There are several questions here. Let’s start with the hypothesis that sustainability is averse to consumerism. Indulge me with a digression for a second. We often talk about four factors of production (materials, labor, capital, and managerial talent) but have ignored a discussion of the last factor of production, namely natural capital such as water, carbon, mineral resources, and so on. We, by and large, assign a cost of zero to natural capital, while calculating corporate income and GDP. We may have a hard time figuring out the true social cost of natural capital, but it is certainly not zero!
So, does sustainability mean anti-consumerism? It does not have to be. Growth can also mean GDP improvement per unit of natural capital consumed. The idea of de-growth, pushed in certain circles, is a non-starter in emerging markets. We cannot sell sustainability to folks in India and Africa by telling them that we are about to conserve our natural capital and will hence not aim to grow in the future.

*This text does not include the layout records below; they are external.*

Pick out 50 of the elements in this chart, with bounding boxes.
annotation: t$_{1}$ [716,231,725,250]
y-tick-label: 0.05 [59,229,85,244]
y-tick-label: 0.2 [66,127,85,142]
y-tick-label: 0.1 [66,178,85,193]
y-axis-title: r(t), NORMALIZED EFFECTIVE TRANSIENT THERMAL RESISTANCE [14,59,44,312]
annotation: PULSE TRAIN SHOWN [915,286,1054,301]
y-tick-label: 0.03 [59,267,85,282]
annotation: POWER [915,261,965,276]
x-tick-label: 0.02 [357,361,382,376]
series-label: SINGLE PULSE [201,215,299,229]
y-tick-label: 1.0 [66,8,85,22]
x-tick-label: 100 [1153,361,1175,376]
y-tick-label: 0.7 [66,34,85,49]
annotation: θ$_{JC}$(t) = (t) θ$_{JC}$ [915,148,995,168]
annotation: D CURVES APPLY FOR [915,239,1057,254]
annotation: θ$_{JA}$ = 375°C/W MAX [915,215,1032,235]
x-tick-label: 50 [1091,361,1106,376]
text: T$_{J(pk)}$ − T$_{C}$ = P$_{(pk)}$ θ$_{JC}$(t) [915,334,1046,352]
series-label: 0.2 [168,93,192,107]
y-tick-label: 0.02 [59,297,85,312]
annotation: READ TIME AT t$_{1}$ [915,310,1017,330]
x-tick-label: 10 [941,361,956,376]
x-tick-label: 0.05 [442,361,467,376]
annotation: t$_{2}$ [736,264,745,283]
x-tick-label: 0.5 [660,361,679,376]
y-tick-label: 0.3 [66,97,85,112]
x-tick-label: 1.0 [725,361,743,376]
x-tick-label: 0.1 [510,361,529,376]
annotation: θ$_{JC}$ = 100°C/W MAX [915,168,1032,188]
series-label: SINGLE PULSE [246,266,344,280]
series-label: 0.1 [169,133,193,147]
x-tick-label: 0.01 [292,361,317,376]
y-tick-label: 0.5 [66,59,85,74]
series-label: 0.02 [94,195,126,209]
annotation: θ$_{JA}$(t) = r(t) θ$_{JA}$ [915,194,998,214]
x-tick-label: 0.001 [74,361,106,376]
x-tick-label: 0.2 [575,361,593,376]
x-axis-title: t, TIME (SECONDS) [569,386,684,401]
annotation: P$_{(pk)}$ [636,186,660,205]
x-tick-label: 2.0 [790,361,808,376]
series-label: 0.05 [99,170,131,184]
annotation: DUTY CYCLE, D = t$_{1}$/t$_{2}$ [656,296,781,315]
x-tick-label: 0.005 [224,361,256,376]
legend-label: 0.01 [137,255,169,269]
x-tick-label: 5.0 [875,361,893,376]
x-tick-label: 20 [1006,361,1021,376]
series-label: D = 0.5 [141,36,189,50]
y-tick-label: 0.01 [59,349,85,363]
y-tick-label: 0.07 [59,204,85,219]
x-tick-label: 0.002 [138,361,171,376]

My hope is that technology will evolve such that we can produce GDP and corporate net income with a lower investment of natural capital consumed. If I were an engineer at the fabled IITs (Indian Institute of Technology), regional engineering colleges and so on, I would work on coming up with ways to increase our growth without expanding our carbon footprint or consumption of natural capital in general, cheaper and better ways to storage energy in batteries, and work on adaptation strategies as extreme weather events become more common and hurt populated coastal regions in India.
There is a lot of room for optimism. Recall that until around the early 20th century, gasoline was considered a nuisance byproduct as opposed to an invaluable asset. Rare earth minerals until the age of the smart phone was not considered to be of much value. Human ingenuity will hopefully find a way to maintain or increase growth with minimal consumption of natural capital.